Последнее слово отец Бенедикт выронил, словно внезапно споткнувшийся водонос — наполненный кувшин; воздух ворвался в грудь с хрипом, и Курт, ругнувшись, подорвался с табурета, бросившись к двери. Открывшаяся створка едва не ударила его в лицо; лекаря, переступившего порог, он чуть не сшиб с ног, и на миг в проходе случилась заминка.

— Ах ты, дерьмо… — вырвалось из уст академического эскулапа, когда Курт поспешно отступил в сторону, и Рюценбах ринулся к постели, где уже задыхался бледный, с сереющими губами старик. — Хартман! — повысил голос лекарь, и помощник, идущий следом за ним, втянул голову в плечи. — Ты давал ему настойку, подлец?!

— Один раз, — потерянно пробормотал тот. — Половину дозы…

— Не дави на парня, — чуть слышно, с натугой выдавил наставник, не открывая глаз, и Рюценбах оборвал уже на пределе крика:

— А сам ты о чем думал, старый болван! Хартман, мерзавец, bacca convallium, двадцать капель, живо!

— Он будет в порядке? — осторожно вмешался Курт и отступил назад, когда медик академии, на мгновение обернувшись, рявкнул зло:

— Вон из комнаты, Гессе, пока цел, или я за себя не отвечаю!

Помощник лекаря, едва не столкнувшись с Бруно, кинулся в свой предбанник, и Курт, помедлив, тронул напарника за плечо, медленно развернувшись и выйдя прочь.

Лекарь выглянул в коридор нескоро и застыл на пороге, оглядывая уже изрядно встревоженное собрание подле двери. Наткнувшись взглядом на Курта, Рюценбах нахмурился, поманив его рукой, терпеливо дождался, пока он вместе с помощником войдет в тесную комнатушку со склянками, и аккуратно, стараясь не стукнуть, прикрыл дверь. Хартман, понурый и словно какой-то смятый, сидел в самом углу, тщательно оттирая что-то с ладони влажной ветошью, и был поглощен этим занятием, казалось, более всего на свете.

— Бенедикт просил не возить вас мордой по полу при всех, — недовольно сообщил лекарь. — Посему поговорим здесь.

— О чем? — уточнил Бруно, и тот кивнул:

— Верно, Хоффмайер, говорить здесь не о чем. Просто я еще раз повторю уже сказанное, а вы на сей раз попытаетесь это осмыслить. Он болен. Что я должен еще сказать, что должно еще случиться, чтобы вы это уяснили?

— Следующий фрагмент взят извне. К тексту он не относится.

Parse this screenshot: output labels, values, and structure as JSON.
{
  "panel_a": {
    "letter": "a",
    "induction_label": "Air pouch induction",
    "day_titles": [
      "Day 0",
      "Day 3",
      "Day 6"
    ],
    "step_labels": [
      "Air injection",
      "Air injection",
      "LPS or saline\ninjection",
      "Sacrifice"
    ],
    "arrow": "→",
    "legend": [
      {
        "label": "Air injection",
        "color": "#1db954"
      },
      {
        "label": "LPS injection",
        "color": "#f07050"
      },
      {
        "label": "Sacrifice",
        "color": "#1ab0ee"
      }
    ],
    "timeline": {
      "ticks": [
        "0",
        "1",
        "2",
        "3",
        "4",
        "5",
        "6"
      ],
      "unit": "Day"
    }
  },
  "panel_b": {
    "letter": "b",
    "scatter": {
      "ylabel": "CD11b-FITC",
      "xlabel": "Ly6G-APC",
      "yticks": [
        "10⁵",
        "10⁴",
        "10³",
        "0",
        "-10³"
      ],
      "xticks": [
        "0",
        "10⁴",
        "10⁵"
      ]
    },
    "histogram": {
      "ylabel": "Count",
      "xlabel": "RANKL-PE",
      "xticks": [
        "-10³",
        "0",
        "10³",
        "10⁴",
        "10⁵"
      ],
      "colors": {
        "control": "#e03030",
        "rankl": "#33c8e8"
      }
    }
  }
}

— Он не болен, — возразил Курт. — Он умирает.

Рюценбах запнулся, глядя на него почти уже враждебно, и, помедлив, вздохнул, опустив голову и с напряжением потерев ладонью лоб.

— Это верно, — обессиленно согласился лекарь. — Возразить нечего. Да, Гессе, я знаю, что когда-нибудь вот это, — он вяло махнул рукой на тихую комнату за своей спиною, — случится снова, и завершится уже не так… благополучно, я б сказал, как сегодня.

— Как он? — чуть слышно спросил Бруно; тот кивнул:

— Спит. Обошлось. Сегодня — обошлось. Но только слепец или дурак не понимает, что однажды не обойдется. Я, парни, зряч и умственно полноценен, а потому знаю, что однажды это сердце остановится навсегда, и понимаю, что это может случиться в любой момент — во сне, за завтраком, днем или ночью. Или во время беседы с одним из тех, кто вот так рвется его увидеть. И вовсе не обязательно причиной к тому станет невовремя поданная настойка или особенно волнующая тема в разговоре… Но, Господом Богом прошу, Гессе, Хоффмайер — не давите. Не усугубляйте уже того, что есть.

— Разговор шел спокойно. Никаких особенно тревожащих тем не поднималось.

— Я ведь сказал — понимаю. Я не виню Хартмана, — снова вздохнул лекарь, и его помощник на миг искоса поднял к нему несчастный взгляд. — Не виню вас двоих. Знаю, что время придет тогда, когда это решится там, наверху. Всё по воле начальства, и все в руках его; haec veritas est не только лишь в применении к вашей службе. И, Гессе: молодец, что позвал меня заранее. Чуть бы еще — и мог бы уже не успеть… Ну, хорошо, — сам себя оборвал лекарь. — Утряслось, Dei beneficio, так и Deo gratias. Бенедикт велел направить вас к синьору Сфорце — тому, по видимости, тоже есть что вам сказать, вот только ближайший час он занят на плацу.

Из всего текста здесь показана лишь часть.